Path: utzoo!utgpu!news-server.csri.toronto.edu!clyde.concordia.ca!uunet!mcsun!ukc!dcl-cs!aber-cs!rupert!pcg
From: pcg@cs.aber.ac.uk (Piercarlo Grandi)
Newsgroups: comp.arch
Subject: Re: Is handling off-alignment important? (was Re: RISC hard to program?)
Message-ID: <PCG.90Jul21134457@rupert.cs.aber.ac.uk>
Date: 21 Jul 90 13:44:57 GMT
References: <40088@mips.mips.COM> <2162@opus.cs.mcgill.ca>
	<3648@auspex.auspex.com> <2163@opus.cs.mcgill.ca>
	<104037@convex.convex.com> <1990Jul18.190750.7282@zoo.toronto.edu>
Sender: pcg@aber-cs.UUCP
Organization: Coleg Prifysgol Cymru
Lines: 60
In-reply-to: henry@zoo.toronto.edu's message of 18 Jul 90 19:07:50 GMT


In article <1990Jul18.190750.7282@zoo.toronto.edu> henry@zoo.toronto.edu
(Henry Spencer) writes:

   In article <104037@convex.convex.com> patrick@convex.com (Patrick F.
   McGehearty) writes:

   >Trivial example: consider the std libc bcopy which takes two pointers and a
   >count.  Most machine specific implementations move the data in units larger
   >than a character at time.  Under what conditions should the implementor of
   >this commonly used library worry about checking the alignment of the
   >pointers before starting the copy?

   Essentially always, unless the count is very small.  Even on machines that
   handle misalignment, if the alignment on the two areas is compatible, it
   is better to copy enough initial bytes to align the pointers and then do
   an aligned copy for the bulk of the data.

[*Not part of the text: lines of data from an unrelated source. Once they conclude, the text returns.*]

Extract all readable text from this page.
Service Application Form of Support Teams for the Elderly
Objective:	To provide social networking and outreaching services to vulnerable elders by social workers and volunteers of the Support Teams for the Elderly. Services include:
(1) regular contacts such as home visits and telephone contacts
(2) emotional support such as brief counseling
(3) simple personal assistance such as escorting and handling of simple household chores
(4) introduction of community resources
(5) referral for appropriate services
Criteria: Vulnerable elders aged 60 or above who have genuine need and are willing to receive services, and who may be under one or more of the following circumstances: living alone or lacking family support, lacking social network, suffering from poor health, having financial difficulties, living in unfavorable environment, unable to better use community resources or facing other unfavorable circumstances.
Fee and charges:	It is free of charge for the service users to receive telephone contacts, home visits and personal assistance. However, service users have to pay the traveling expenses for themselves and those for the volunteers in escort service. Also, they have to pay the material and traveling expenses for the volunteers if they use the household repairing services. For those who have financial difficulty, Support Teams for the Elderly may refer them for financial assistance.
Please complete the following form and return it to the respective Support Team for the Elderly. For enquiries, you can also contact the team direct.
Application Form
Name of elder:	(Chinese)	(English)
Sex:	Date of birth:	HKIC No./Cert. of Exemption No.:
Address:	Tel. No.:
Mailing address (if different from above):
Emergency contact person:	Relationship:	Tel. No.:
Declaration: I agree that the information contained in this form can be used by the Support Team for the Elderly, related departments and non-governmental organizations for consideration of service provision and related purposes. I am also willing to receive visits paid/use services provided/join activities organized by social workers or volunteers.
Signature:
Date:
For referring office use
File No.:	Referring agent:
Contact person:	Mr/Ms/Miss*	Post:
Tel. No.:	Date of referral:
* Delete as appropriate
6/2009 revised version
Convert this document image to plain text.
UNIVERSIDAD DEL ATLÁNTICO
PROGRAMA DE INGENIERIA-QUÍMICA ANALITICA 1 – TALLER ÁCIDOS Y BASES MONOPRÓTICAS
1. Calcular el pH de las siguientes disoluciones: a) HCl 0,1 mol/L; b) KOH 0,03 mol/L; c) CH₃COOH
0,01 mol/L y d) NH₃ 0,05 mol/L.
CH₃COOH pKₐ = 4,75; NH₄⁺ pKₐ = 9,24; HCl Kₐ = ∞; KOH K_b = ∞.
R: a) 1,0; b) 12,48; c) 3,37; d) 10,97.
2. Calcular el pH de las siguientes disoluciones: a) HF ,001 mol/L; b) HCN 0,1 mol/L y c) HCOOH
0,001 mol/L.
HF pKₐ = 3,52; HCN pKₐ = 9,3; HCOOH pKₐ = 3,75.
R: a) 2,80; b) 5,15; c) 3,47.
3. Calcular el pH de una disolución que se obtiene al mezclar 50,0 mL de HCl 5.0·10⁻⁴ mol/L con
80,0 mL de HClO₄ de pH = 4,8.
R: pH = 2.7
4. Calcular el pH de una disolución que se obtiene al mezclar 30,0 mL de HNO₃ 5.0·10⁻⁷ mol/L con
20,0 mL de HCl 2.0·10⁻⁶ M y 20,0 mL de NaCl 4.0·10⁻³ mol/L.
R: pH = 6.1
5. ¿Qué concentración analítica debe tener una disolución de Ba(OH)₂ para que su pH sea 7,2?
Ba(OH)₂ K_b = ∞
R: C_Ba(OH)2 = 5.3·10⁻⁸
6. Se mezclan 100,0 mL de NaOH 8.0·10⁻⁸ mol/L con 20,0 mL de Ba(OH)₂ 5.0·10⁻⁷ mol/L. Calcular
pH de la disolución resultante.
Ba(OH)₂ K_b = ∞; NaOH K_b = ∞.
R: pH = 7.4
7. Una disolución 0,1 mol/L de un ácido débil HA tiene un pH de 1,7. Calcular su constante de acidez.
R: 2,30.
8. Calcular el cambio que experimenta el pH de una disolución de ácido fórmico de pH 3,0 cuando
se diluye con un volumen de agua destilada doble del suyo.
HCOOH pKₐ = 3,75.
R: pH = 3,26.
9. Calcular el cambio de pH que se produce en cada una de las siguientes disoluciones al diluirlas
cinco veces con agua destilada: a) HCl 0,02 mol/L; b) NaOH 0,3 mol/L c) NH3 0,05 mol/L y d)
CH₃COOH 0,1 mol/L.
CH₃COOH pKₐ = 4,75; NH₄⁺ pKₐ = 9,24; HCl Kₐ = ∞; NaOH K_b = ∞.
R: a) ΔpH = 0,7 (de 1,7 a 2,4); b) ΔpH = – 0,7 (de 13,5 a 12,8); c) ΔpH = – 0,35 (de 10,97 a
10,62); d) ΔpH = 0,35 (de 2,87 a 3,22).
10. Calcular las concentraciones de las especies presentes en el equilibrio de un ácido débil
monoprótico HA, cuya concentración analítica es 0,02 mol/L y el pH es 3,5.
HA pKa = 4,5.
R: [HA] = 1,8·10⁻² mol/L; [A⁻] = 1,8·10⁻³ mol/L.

Doing aligned moves of aligned blocks of storage is a win on most
machines, as Spencer says. Not only a memory copy routine should detect
and exploit the (hopefully fairly common) case where the source and
destination are already naturally aligned, it should also, on machines
that make it easy, try to artificially align the bulk of the copy
operation.

One problem is that when destination and source are be aligned
differently you have to choose whether to align the copy w.r.t. the
source or the destination. It is best to align the destination,
especially on write thru cache machines, and sometimes by a spectacular
margin.

Example: if we have to copy 73 bytes from address 102 to address 251, we
should (assming 4 bytes is the optimal block copy word size):

	split the 73 bytes in three segments, of 3, 17x4=68, 2 bytes.

	copy 3 bytes from address 102 to 245
	copy 17 words from address 105 to address 248
	copy 2 bytes from address 173 to address 316

Note that the word by word copy has a source that is not word aligned,
but the destination is. Many machines can cope with unaligned fetches
fairly well, but unaligned stores are usually catastrophic.

My usual example is the VAX-11/780, which had an 8 bytes buffer
between the CPU and the system bus leading to memory, and write thru.
Each byte written could cause an 8 byte read from memory, and an 8 byte
write back to memory, ...

As Spencer and myself have already remarked, this means that a suitable
sw memory copy operation can easily beat hardware memory copies, for
suitably large copy sizes, and by a large margin.

Yet another reason for having simple CPUs and avoid microprograms (if
you can afford the instruction fetch bandwidth, or use compact
instruction encodings, e.g. a stack architecture).
--
Piercarlo "Peter" Grandi           | ARPA: pcg%cs.aber.ac.uk@nsfnet-relay.ac.uk
Dept of CS, UCW Aberystwyth        | UUCP: ...!mcsun!ukc!aber-cs!pcg
Penglais, Aberystwyth SY23 3BZ, UK | INET: pcg@cs.aber.ac.uk